Mt. Elden’s trailhead sits just off of Highway 89 in Flagstaff. It has a small paved parking lot, and all the typical signage you’d expect at a National Forest trailhead. Once you start climbing, you’ll notice intersecting trails shooting off across the mountain. Most of them are easy-going loops that circle Elden. Our Lookout Trail crosses all of these, and heads straight up the slope.
The end of the first mile brings you out of the boulders and into the ponderosa pines. At this same point, the dirt trail gives way to packed snow. Because the Lookout Trail takes huge zigzags across Elden’s face, you’ll find a variety of conditions separated by only a few hundred feet. One half of the mountain is calm, densely populated by trees, and covered by snow. Climbing to the other side, you’re hit abruptly by gusting winds and lots of sunshine.
After a solid hour of switchbacks, you’ll find yourself at the summit. You won’t be alone, as Mt. Elden’s roof hosts various communications towers, a Forest Service administrative hut, and a lookout tower (it’s called the Lookout Trail, after all).
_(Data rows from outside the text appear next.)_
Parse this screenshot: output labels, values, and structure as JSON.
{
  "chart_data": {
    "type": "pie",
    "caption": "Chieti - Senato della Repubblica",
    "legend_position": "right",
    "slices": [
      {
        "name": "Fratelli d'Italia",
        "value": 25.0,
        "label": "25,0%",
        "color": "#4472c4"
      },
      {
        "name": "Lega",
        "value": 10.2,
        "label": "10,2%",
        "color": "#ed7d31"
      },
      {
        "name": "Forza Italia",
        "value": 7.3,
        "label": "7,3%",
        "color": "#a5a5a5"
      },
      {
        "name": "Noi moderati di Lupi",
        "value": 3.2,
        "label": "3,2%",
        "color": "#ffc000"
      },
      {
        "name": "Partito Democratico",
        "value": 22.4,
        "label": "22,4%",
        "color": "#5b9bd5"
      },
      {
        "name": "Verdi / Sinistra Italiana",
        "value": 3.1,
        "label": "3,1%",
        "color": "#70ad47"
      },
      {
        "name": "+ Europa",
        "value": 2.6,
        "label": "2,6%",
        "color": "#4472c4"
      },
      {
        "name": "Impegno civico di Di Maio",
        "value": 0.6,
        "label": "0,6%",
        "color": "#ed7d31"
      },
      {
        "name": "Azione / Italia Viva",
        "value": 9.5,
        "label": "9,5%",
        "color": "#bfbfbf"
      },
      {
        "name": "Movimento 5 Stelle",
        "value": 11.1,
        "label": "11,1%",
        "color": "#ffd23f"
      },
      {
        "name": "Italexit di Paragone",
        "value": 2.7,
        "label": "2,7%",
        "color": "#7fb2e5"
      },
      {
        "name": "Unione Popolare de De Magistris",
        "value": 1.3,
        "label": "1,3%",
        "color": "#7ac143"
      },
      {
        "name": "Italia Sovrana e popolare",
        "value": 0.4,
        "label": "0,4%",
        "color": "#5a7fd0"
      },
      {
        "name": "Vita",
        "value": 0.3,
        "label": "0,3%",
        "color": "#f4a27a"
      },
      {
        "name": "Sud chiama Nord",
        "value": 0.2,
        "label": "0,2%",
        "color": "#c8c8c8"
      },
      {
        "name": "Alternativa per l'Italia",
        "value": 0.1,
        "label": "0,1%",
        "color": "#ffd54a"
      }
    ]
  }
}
If you’re lucky, and the good folks of the Forest Service have staff up there, they may let you climb up to the lookout tower’s platform. Otherwise, you can trespass and take your chances with a $5,000 fine. Tuition is expensive enough, so I would save my money and stay on the ground.
Elden’s summit looks out over much of the Arizona desert. If you squint hard enough, you can try to convince yourself that you see Prescott sitting on the horizon. You could also choose to focus on the Flagstaff airport sitting near the foot of Mt. Elden. For once, the planes will be flying beneath your feet instead of over your classroom.
If you’re planning on making a trip up to Flagstaff this winter, I suggest you spend your time at the other San Francisco peaks and enjoy the slopes of Arizona Snowbowl. But if hiking is more your style, Mt. Elden is the place to go.